A lo que se refiere el Sindicato Médico es a un incidente que habría protagonizado la responsable de Enfermería en el Hospital Universitario al increpar a una periodista de El Pueblo de Ceuta cuando junto con otros compañeros fue a requerirle declaraciones antes de que comenzara la jornada que se desarrollaba este jueves en el Campus sobre especialidades de Enfermería. Concha Díaz habría increpado a la periodista por otras informaciones anteriores cuestionando su profesionalidad.
El colectivo considera muy grave que este tipo de comportamientos se produzcan desde posiciones de responsabilidad dentro del sistema sanitario, donde lo exigible no es el aplauso ni el control del relato, sino el respeto y el ejemplo institucional. Señalar a un periodista, cuestionar públicamente su labor o exponerlo en el ejercicio de su profesión no es crítica: es presión. Y normalizarlo es un error.
El sindicato quiere trasladar además su apoyo expreso a la periodista que ha informado sobre estos hechos, recordando que "ejercer el periodismo con rigor implica, precisamente, defender a la ciudadanía a través de la verdad. Nadie debería ser objeto de descrédito por cumplir con su responsabilidad profesional, del mismo modo que los médicos no deberían ser cuestionados por denunciar lo que afecta a sus pacientes. Cuando se ataca a un periodista por informar, no se está corrigiendo una información, se está intentando que la próxima vez no se cuente".

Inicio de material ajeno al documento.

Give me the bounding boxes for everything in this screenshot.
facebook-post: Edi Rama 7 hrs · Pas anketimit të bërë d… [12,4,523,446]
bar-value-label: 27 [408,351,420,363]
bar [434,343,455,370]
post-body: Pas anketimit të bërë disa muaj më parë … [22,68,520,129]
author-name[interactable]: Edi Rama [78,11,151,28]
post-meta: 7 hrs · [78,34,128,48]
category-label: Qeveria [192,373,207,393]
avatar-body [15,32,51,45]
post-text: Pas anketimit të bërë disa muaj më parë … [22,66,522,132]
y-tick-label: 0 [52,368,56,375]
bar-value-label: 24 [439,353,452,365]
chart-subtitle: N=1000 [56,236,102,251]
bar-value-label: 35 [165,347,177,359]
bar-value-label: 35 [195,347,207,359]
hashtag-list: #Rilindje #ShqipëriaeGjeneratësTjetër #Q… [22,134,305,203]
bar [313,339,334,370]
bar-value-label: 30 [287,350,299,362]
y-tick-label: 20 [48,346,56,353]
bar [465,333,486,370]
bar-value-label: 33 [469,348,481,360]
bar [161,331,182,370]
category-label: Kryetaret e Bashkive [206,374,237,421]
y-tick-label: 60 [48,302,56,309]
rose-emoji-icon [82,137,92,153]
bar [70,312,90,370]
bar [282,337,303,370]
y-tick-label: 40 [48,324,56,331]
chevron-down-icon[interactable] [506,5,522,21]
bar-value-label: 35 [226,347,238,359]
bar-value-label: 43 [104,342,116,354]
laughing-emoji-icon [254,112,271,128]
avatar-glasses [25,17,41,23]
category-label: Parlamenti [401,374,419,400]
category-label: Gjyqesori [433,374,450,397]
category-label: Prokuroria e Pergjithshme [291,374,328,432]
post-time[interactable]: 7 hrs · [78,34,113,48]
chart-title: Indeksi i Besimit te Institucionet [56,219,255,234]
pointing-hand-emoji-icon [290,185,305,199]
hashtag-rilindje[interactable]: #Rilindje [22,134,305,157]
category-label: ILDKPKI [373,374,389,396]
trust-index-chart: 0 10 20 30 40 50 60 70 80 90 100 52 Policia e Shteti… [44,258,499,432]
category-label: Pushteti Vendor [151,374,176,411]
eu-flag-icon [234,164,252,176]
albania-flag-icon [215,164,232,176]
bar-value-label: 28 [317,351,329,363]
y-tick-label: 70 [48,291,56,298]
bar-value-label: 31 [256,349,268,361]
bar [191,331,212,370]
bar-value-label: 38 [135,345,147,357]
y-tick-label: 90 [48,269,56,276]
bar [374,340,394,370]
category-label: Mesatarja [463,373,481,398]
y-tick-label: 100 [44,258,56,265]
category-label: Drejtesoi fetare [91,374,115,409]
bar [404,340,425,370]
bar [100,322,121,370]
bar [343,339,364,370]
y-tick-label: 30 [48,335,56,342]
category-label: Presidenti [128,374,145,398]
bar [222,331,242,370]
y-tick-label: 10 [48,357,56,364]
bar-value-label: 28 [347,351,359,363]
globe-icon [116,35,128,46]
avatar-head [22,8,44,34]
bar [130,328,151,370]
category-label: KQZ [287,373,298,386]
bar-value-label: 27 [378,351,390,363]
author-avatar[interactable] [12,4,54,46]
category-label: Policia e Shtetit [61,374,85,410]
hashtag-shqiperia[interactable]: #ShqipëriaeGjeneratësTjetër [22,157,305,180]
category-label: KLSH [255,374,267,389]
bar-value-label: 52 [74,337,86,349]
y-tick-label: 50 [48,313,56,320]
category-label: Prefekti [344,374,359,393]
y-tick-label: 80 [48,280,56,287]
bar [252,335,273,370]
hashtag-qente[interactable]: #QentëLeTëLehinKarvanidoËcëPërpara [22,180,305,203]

Para el Sindicato Médico el silencio no es una opción. Y deja claro: "esta labor de informar no se queda entre cuatro paredes, ni debe hacerlo. Si alguien pensaba que lo ocurrido iba a quedar ahí, se equivoca. Este tipo de actitudes no se pueden tolerar ni, mucho menos, silenciar. Porque cuando se intenta apagar una voz, lo que se consigue es que haya más voces dispuestas a contar lo que pasa", recoge en su comunicado.
El sindicato advierte de que este tipo de actitudes no son un hecho aislado. En los últimos meses, el colectivo médico también ha sido objeto de descalificaciones, etiquetas interesadas y ataques al mensajero, en lugar de dar respuesta a los problemas reales que afectan a la sanidad en Ceuta. "Es siempre el mismo patrón: cuando la verdad incomoda, se intenta desacreditar a quien la cuenta", apostillan los trabajadores médicos.

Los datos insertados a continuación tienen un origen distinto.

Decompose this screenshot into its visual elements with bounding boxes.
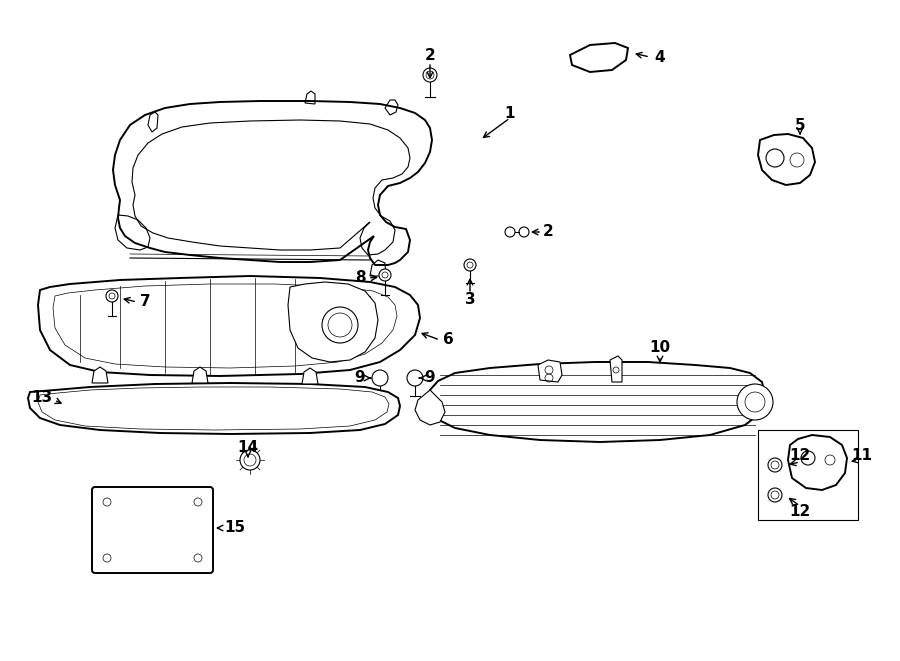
Text: 11: 11 bbox=[851, 447, 872, 463]
Circle shape bbox=[372, 370, 388, 386]
Circle shape bbox=[768, 458, 782, 472]
Text: 9: 9 bbox=[355, 371, 365, 385]
Text: 12: 12 bbox=[789, 504, 811, 520]
Text: 3: 3 bbox=[464, 293, 475, 307]
Polygon shape bbox=[415, 390, 445, 425]
Text: 4: 4 bbox=[654, 50, 665, 65]
Polygon shape bbox=[538, 360, 562, 382]
Text: 2: 2 bbox=[425, 48, 436, 63]
Text: 14: 14 bbox=[238, 440, 258, 455]
Polygon shape bbox=[758, 134, 815, 185]
Circle shape bbox=[426, 71, 434, 79]
Circle shape bbox=[464, 259, 476, 271]
Polygon shape bbox=[113, 101, 432, 265]
Circle shape bbox=[106, 290, 118, 302]
Text: 12: 12 bbox=[789, 447, 811, 463]
Text: 2: 2 bbox=[543, 225, 553, 239]
Polygon shape bbox=[610, 356, 622, 382]
Circle shape bbox=[379, 269, 391, 281]
Circle shape bbox=[240, 450, 260, 470]
Polygon shape bbox=[92, 367, 108, 383]
Text: 13: 13 bbox=[32, 391, 52, 405]
Polygon shape bbox=[28, 383, 400, 434]
Text: 8: 8 bbox=[355, 270, 365, 286]
Text: 9: 9 bbox=[425, 371, 436, 385]
Text: 1: 1 bbox=[505, 106, 515, 120]
Circle shape bbox=[322, 307, 358, 343]
Polygon shape bbox=[288, 282, 378, 362]
Circle shape bbox=[407, 370, 423, 386]
Circle shape bbox=[423, 68, 437, 82]
Polygon shape bbox=[570, 43, 628, 72]
Text: 5: 5 bbox=[795, 118, 806, 132]
Polygon shape bbox=[788, 435, 847, 490]
Text: 6: 6 bbox=[443, 332, 454, 348]
FancyBboxPatch shape bbox=[92, 487, 213, 573]
Circle shape bbox=[768, 488, 782, 502]
Polygon shape bbox=[38, 276, 420, 376]
Polygon shape bbox=[428, 362, 765, 442]
Text: 10: 10 bbox=[650, 340, 670, 356]
Polygon shape bbox=[192, 367, 208, 383]
Polygon shape bbox=[302, 368, 318, 384]
Circle shape bbox=[737, 384, 773, 420]
Text: 7: 7 bbox=[140, 295, 150, 309]
Text: 15: 15 bbox=[224, 520, 246, 535]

Para el SMC, hay una línea muy clara que no se debe cruzar. La crítica es legítima. La discrepancia es necesaria. Pero "el señalamiento personal y el descrédito público no tienen cabida en una sociedad democrática. Mucho menos cuando proceden de quienes forman parte de estructuras públicas y deberían ser los primeros en garantizar un clima de respeto", advierte.

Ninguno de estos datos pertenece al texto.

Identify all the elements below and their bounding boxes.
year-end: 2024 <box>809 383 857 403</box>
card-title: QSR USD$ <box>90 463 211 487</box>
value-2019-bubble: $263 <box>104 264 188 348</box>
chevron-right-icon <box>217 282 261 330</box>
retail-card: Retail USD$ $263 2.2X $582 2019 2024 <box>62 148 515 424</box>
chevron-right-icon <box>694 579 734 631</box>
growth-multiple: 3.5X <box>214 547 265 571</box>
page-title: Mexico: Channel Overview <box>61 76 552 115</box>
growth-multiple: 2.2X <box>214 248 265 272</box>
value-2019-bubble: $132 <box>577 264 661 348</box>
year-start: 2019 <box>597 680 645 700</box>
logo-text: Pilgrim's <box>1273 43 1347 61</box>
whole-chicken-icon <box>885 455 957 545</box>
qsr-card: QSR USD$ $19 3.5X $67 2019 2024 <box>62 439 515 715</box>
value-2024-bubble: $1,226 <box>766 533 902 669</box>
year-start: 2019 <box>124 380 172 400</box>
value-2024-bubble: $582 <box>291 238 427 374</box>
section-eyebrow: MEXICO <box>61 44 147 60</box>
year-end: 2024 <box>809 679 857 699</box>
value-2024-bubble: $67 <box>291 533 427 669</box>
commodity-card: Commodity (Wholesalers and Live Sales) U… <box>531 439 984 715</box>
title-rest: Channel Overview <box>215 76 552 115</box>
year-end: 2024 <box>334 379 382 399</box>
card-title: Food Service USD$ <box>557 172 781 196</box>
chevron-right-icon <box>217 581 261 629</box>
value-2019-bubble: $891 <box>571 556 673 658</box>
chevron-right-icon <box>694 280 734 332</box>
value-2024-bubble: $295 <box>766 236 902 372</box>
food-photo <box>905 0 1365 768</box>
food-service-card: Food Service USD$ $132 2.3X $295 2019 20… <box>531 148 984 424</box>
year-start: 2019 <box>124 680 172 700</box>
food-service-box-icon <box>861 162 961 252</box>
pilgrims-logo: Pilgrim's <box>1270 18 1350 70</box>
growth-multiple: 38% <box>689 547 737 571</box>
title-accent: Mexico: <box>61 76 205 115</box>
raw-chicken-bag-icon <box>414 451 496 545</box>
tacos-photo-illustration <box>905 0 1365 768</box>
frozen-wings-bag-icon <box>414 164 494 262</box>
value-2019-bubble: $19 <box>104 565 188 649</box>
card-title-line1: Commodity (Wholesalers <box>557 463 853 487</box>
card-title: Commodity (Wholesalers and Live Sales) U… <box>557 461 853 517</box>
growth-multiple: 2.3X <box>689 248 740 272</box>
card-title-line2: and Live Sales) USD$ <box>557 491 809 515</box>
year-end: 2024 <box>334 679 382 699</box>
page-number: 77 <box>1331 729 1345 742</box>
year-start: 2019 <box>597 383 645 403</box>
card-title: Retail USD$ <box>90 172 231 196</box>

El sindicato recuerda que tanto la medicina como el periodismo comparten un compromiso esencial: decir la verdad y estar al servicio de la ciudadanía, no del poder ni de la comodidad. Por eso, trasladar la idea de que informar puede tener consecuencias personales no solo es injusto, es profundamente peligroso.
No se puede pedir respeto mientras se falta al respeto. No se puede hablar de lo público mientras se intenta controlar quién puede hablar.
El Sindicato Médico de Ceuta reafirma su defensa de la libertad de prensa y su apoyo a todos los profesionales de la información, y advierte de que cuando se señala a un periodista, no se está atacando a una persona, se está enviando un mensaje a todos los demás.
Y ese mensaje, en democracia, no debería existir.